Sejak memutuskan resign dari pekerjaan sampingan, saya merasa punya waktu yang cukup untuk melihat dan mengawasi tumbuh kembang Shadid. Awalnya memang terasa kosong, dan bingung mau ngapain dari pagi sampai sore.
Kalau biasanya waktu saya habis untuk kerja dari pagi sampai malam. Kini, saya merasa punya waktu lebih fleksibel dan cukup banyak untuk merawat dan mendidik Shadid. Ya, tiga hari sejak saya memilih keluar dari pekerjaan freelance, saya membulatkan tekad untuk pelan pelan melepas ketergantungan pada popok.

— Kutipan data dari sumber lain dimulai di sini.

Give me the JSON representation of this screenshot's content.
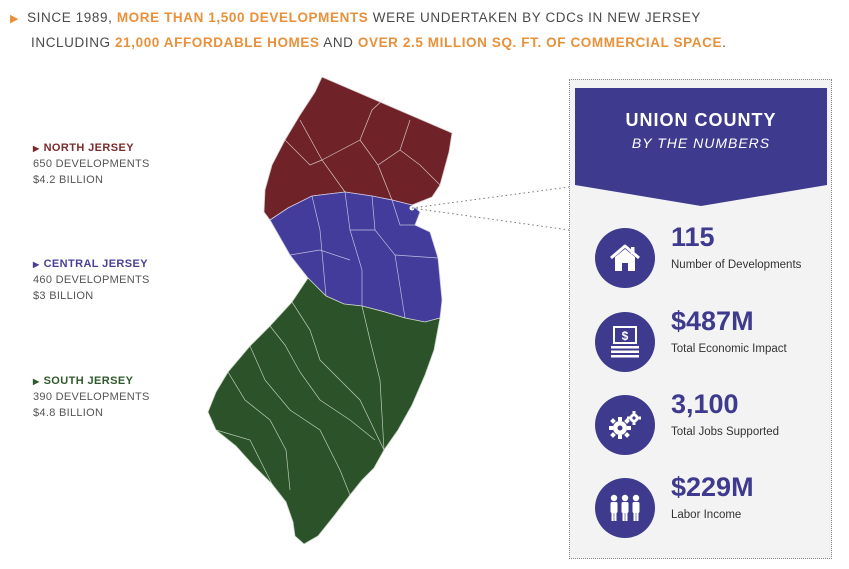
{
  "headline": {
    "line1": [
      {
        "text": "SINCE 1989, ",
        "hi": false
      },
      {
        "text": "MORE THAN 1,500 DEVELOPMENTS",
        "hi": true
      },
      {
        "text": " WERE UNDERTAKEN BY CDCs IN NEW JERSEY",
        "hi": false
      }
    ],
    "line2": [
      {
        "text": "INCLUDING ",
        "hi": false
      },
      {
        "text": "21,000 AFFORDABLE HOMES",
        "hi": true
      },
      {
        "text": " AND ",
        "hi": false
      },
      {
        "text": "OVER 2.5 MILLION SQ. FT. OF COMMERCIAL SPACE",
        "hi": true
      },
      {
        "text": ".",
        "hi": false
      }
    ]
  },
  "regions": {
    "north": {
      "title": "NORTH JERSEY",
      "developments": "650 DEVELOPMENTS",
      "amount": "$4.2 BILLION",
      "color": "#6f2227"
    },
    "central": {
      "title": "CENTRAL JERSEY",
      "developments": "460 DEVELOPMENTS",
      "amount": "$3 BILLION",
      "color": "#433c9a"
    },
    "south": {
      "title": "SOUTH JERSEY",
      "developments": "390 DEVELOPMENTS",
      "amount": "$4.8 BILLION",
      "color": "#2b5228"
    }
  },
  "panel": {
    "title": "UNION COUNTY",
    "subtitle": "BY THE NUMBERS",
    "accent": "#3e3a8e",
    "stats": [
      {
        "value": "115",
        "label": "Number of Developments",
        "icon": "house-icon"
      },
      {
        "value": "$487M",
        "label": "Total Economic Impact",
        "icon": "money-stack-icon"
      },
      {
        "value": "3,100",
        "label": "Total Jobs Supported",
        "icon": "gears-icon"
      },
      {
        "value": "$229M",
        "label": "Labor Income",
        "icon": "people-icon"
      }
    ]
  }
}
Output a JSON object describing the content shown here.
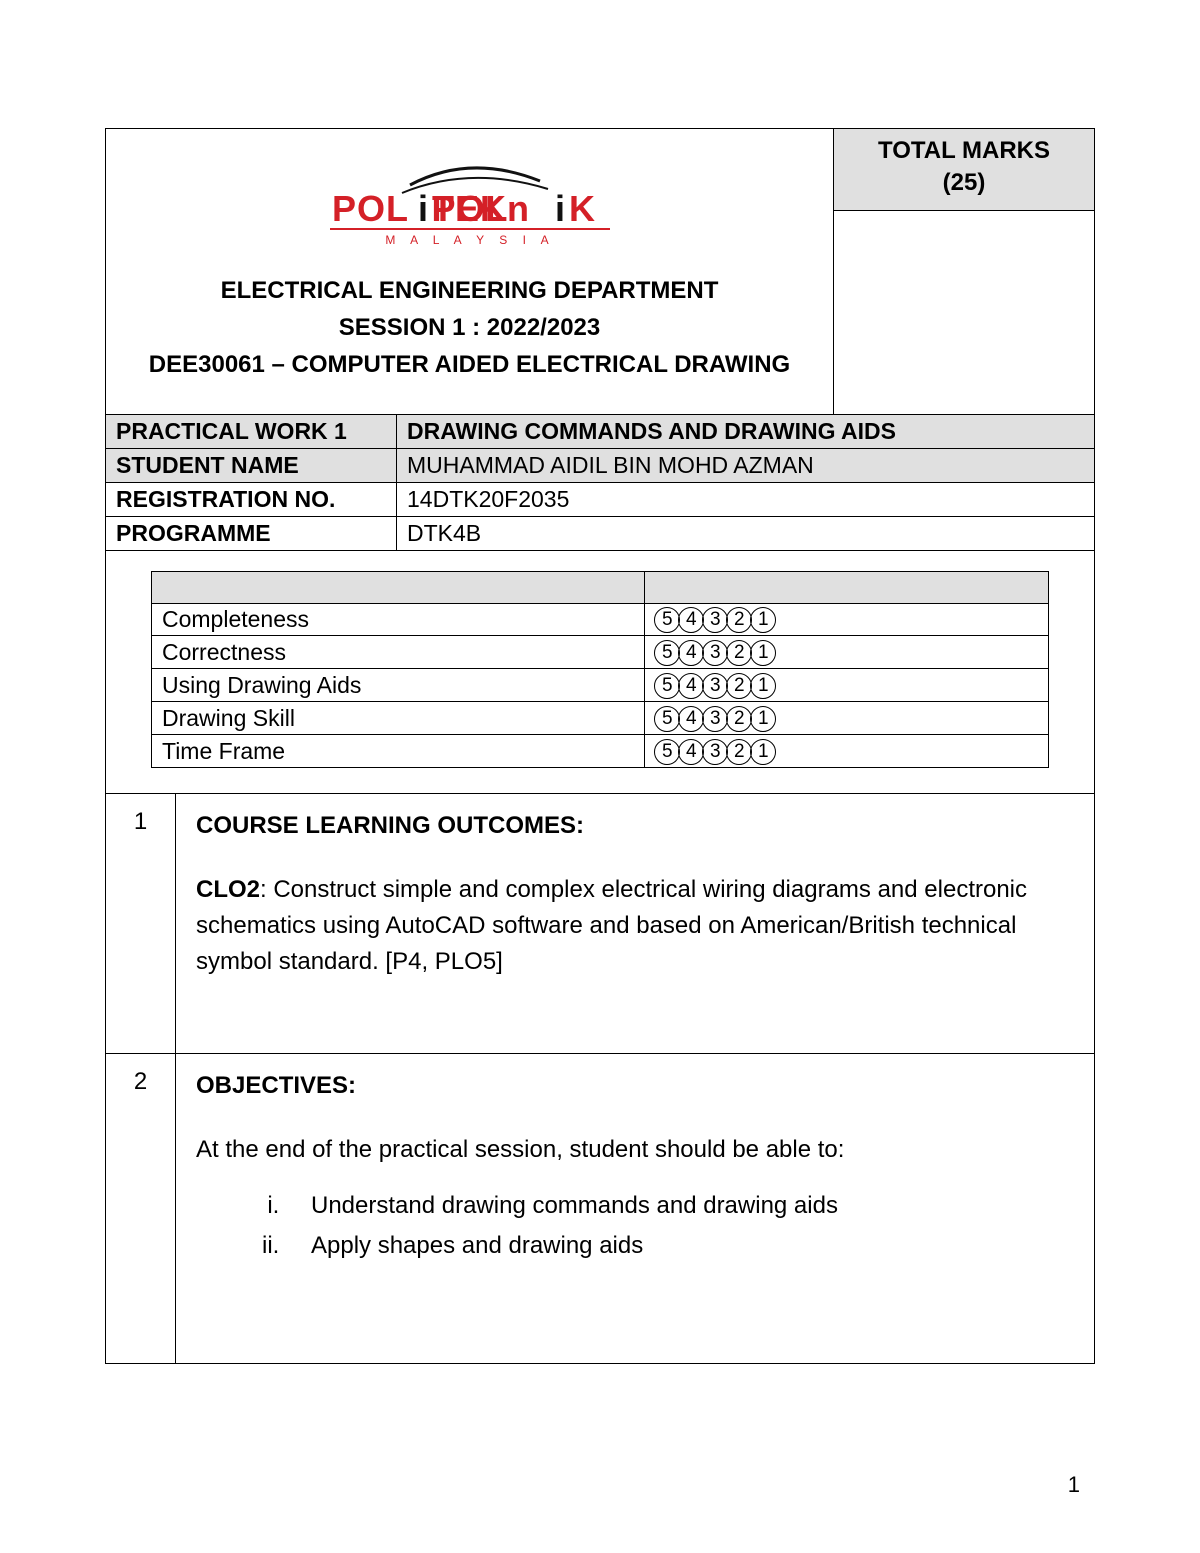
{
  "colors": {
    "border": "#000000",
    "shade": "#e0e0e0",
    "logo_red": "#d42027",
    "logo_black": "#111111",
    "page_bg": "#ffffff"
  },
  "logo": {
    "top_text": "POLiTEKniK",
    "sub_text": "M A L A Y S I A"
  },
  "header": {
    "line1": "ELECTRICAL ENGINEERING DEPARTMENT",
    "line2": "SESSION 1 : 2022/2023",
    "line3": "DEE30061 – COMPUTER AIDED ELECTRICAL DRAWING"
  },
  "marks": {
    "label": "TOTAL MARKS",
    "value": "(25)"
  },
  "info": {
    "rows": [
      {
        "label": "PRACTICAL WORK 1",
        "value": "DRAWING COMMANDS AND DRAWING AIDS",
        "shade": true,
        "bold_value": true
      },
      {
        "label": "STUDENT NAME",
        "value": "MUHAMMAD AIDIL BIN MOHD AZMAN",
        "shade": true
      },
      {
        "label": "REGISTRATION NO.",
        "value": "14DTK20F2035"
      },
      {
        "label": "PROGRAMME",
        "value": "DTK4B"
      }
    ]
  },
  "rubric": {
    "col1_width_pct": 55,
    "scores": [
      5,
      4,
      3,
      2,
      1
    ],
    "criteria": [
      "Completeness",
      "Correctness",
      "Using Drawing Aids",
      "Drawing Skill",
      "Time Frame"
    ]
  },
  "sections": [
    {
      "num": "1",
      "title": "COURSE LEARNING OUTCOMES:",
      "clo_label": "CLO2",
      "clo_text": ":  Construct simple and complex electrical wiring diagrams and electronic schematics using AutoCAD software and based on American/British technical symbol standard",
      "clo_tail": ". [P4, PLO5]"
    },
    {
      "num": "2",
      "title": "OBJECTIVES:",
      "intro": "At the end of the practical session, student should be able to:",
      "items": [
        "Understand drawing commands and drawing aids",
        "Apply shapes and drawing aids"
      ]
    }
  ],
  "page_number": "1"
}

Target saya, di usia dua tahun, Shadid sudah melakukan aktivitas buang air becil dan BAB di kamar mandiri. Dan, alhamdulillah. Empat bulan berjalan hingga usianya 1 tahun 10 bulan, Shadid mulai terbiasa pipis dan pup di kamar mandi. Bahkan dia sudah bisa menyiram pipisnya sendiri.
Walaupun ada saja momen saat dia terpaksa harus ngompol di lantai karena kelupaan atau nggak ketahan. Tapi saya merasa bersyukur. Karena Shadid bisa diajak bekerjasama.
Mungkin terdengar aneh ya, mengajak batita kerjasama. Tapi, saya meyakini itu. Bahkan, sejak di dalam kandungan, saya selalu memintanya agar mau diajak kerjasama.
Saya ingat betul, saat zaman Pilkada serentak dan Pilpres. Saya tetap harus menyelesaikan pekerjaan di halaman satu. Suami yang baru pulang kerja jam 00:00 wib pun mau nggak mau menunggu saya sampai selesai. Pukul 03:00 wib. Nyaris subuh untuk menyelesaikan semua halaman.
Buat saya itu pengalaman luar biasa. Saat itu, saya terus membisiki bayi yang ada dalam kandungan agar membantu saya menuntaskannya. "Sayang, bantu ibu ya. Hari ini ibu harus selesaikan halaman. Sabar ya.., anteng ya di perut"
Kata kata itu saya ucapkan sambil mengelus perut. Dan, alhamdulillah. Semua berjalan baik baik saja dan terkendali.
Komunikasi. Saya meyakini bahwa kata itu menjadi kunci dalam menyelesaikan berbagai persoalan. Termasuk, dalam pengasuhan. Saya selalu mengajak Shadid berkomunikasi. mencurahkan apa yang saya rasakan, saya mau dan saya butuhkan.
Buat orang lain mungkin terdengarnya tidak masuk akal. Tapi, saya percaya bahwa anak juga mengerti kalau kita sebagai orang tua aktif memberitahu.
Contoh:
Saat mainan pabalatak. Saya selalu bilang. Shadid, ibu capek lho beresin mainan bolak balik. Shadid tolong bantu ya. Shadid masukin ini, ibu beresin ini.
itu adalah kalimat yang biasanya saya sounding ke Shadid untuk merangsangnya mau terlibat. Anak-anak butuh stimulus dan itu harus diutarakan.
Tapi, masih ada anggapan di lingkungan yang memposisikan anak tidak mengerti meski sudah diberitahu. Buat saya pribadi memberi stimulua kepada anak tidak cukup hanya sejam dua jam atau dalam hitungan hari, bulan.
Kalau kata ibu saya, minimal sampai anakmu kelas empat SD kamu gak boleh absen buat ngoceh. Ngoceh di sini bukan berarti marah marah gak jelas. Tetapi, sebagai orang tua tentu aya dan ibu tidak boleh berhenti mengajari apa yang baik dan tidak baik dilakukan sang buah hati.
Prosesnya panjang. Mengajari anak anak juga secara gak langsubg ikut membiasakan orang tua konsisten dengan nasihat yang diberikan.